Os principais efeitos esperados incluem:

  • Aumento no número de dias seguidos sem chuva

  • Elevação das temperaturas e redução da umidade do ar

  • Maior evaporação e pressão sobre os reservatórios

  • Estresse térmico nos rebanhos, com possível queda na produção de leite (concentrada no Agreste)

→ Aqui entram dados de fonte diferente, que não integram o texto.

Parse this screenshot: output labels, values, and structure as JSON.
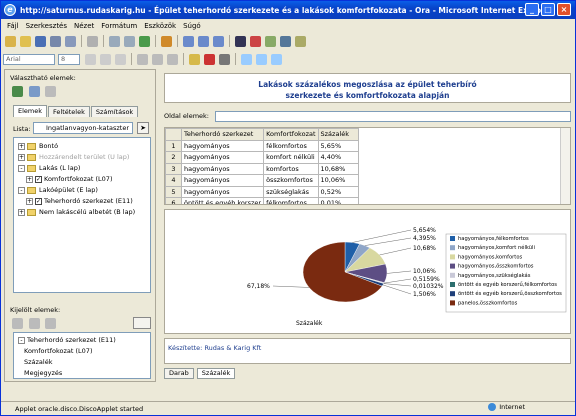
{
  "window": {
    "title": "http://saturnus.rudaskarig.hu - Épület teherhordó szerkezete és a lakások komfortfokozata - Ora - Microsoft Internet Explorer"
  },
  "menu": [
    "Fájl",
    "Szerkesztés",
    "Nézet",
    "Formátum",
    "Eszközök",
    "Súgó"
  ],
  "toolbar": {
    "font_value": "Arial",
    "size_value": "8"
  },
  "left": {
    "available_label": "Választható elemek:",
    "tabs": [
      "Elemek",
      "Feltételek",
      "Számítások"
    ],
    "list_label": "Lista:",
    "list_value": "Ingatlanvagyon-kataszter",
    "tree": [
      {
        "label": "Bontó",
        "level": 0,
        "exp": "+"
      },
      {
        "label": "Hozzárendelt terület (U lap)",
        "level": 0,
        "exp": "+",
        "dim": true
      },
      {
        "label": "Lakás (L lap)",
        "level": 0,
        "exp": "-"
      },
      {
        "label": "Komfortfokozat (L07)",
        "level": 1,
        "exp": "+",
        "check": true
      },
      {
        "label": "Lakóépület (E lap)",
        "level": 0,
        "exp": "-"
      },
      {
        "label": "Teherhordó szerkezet (E11)",
        "level": 1,
        "exp": "+",
        "check": true
      },
      {
        "label": "Nem lakáscélú albetét (B lap)",
        "level": 0,
        "exp": "+"
      }
    ],
    "selected_label": "Kijelölt elemek:",
    "selected": [
      "Teherhordó szerkezet (E11)",
      "Komfortfokozat (L07)",
      "Százalék",
      "Megjegyzés"
    ]
  },
  "report": {
    "title_line1": "Lakások százalékos megoszlása az épület teherbíró",
    "title_line2": "szerkezete és komfortfokozata alapján",
    "page_items_label": "Oldal elemek:",
    "headers": [
      "Teherhordó szerkezet",
      "Komfortfokozat",
      "Százalék"
    ],
    "rows": [
      [
        "1",
        "hagyományos",
        "félkomfortos",
        "5,65%"
      ],
      [
        "2",
        "hagyományos",
        "komfort nélküli",
        "4,40%"
      ],
      [
        "3",
        "hagyományos",
        "komfortos",
        "10,68%"
      ],
      [
        "4",
        "hagyományos",
        "összkomfortos",
        "10,06%"
      ],
      [
        "5",
        "hagyományos",
        "szükséglakás",
        "0,52%"
      ],
      [
        "6",
        "öntött és egyéb korszer",
        "félkomfortos",
        "0,01%"
      ]
    ],
    "footer": "Készítette: Rudas & Karig Kft",
    "bottom_tabs": [
      "Darab",
      "Százalék"
    ]
  },
  "chart_data": {
    "type": "pie",
    "xlabel": "Százalék",
    "categories": [
      "hagyományos,félkomfortos",
      "hagyományos,komfort nélküli",
      "hagyományos,komfortos",
      "hagyományos,összkomfortos",
      "hagyományos,szükséglakás",
      "öntött és egyéb korszerű,félkomfortos",
      "öntött és egyéb korszerű,összkomfortos",
      "panelos,összkomfortos"
    ],
    "values": [
      5.654,
      4.395,
      10.68,
      10.06,
      0.5159,
      0.01032,
      1.506,
      67.18
    ],
    "value_labels": [
      "5,654%",
      "4,395%",
      "10,68%",
      "10,06%",
      "0,5159%",
      "0,01032%",
      "1,506%",
      "67,18%"
    ],
    "colors": [
      "#1f5fa8",
      "#8fa6c8",
      "#d8d8a0",
      "#5d4e84",
      "#c9c9d8",
      "#2c6e6e",
      "#1e3f7a",
      "#7a2a10"
    ],
    "legend_position": "right"
  },
  "status": {
    "text": "Applet oracle.disco.DiscoApplet started",
    "zone": "Internet"
  }
}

  • Prejuízos à agricultura familiar e às pastagens

A meteorologista da Agência Pernambucana de Águas e Clima (Apac), Edvânia Santos, indica que o Sertão e o Agreste devem perceber primeiro o aumento do calor e a secura do ar, já a partir do segundo semestre de 2026. O pico do fenômeno, caso se intensifique, é projetado para novembro e dezembro de 2026 e janeiro de 2027.


Há previsão de intensidade moderada a forte, com possibilidade de evolução para um episódio muito intenso. Os reflexos econômicos mais significativos, como redução de safras e pressão sobre preços de alimentos, devem aparecer com mais força a partir de 2027.

Órgãos de monitoramento acompanham a evolução do fenômeno e recomendam medidas preventivas de manejo hídrico e agropecuário.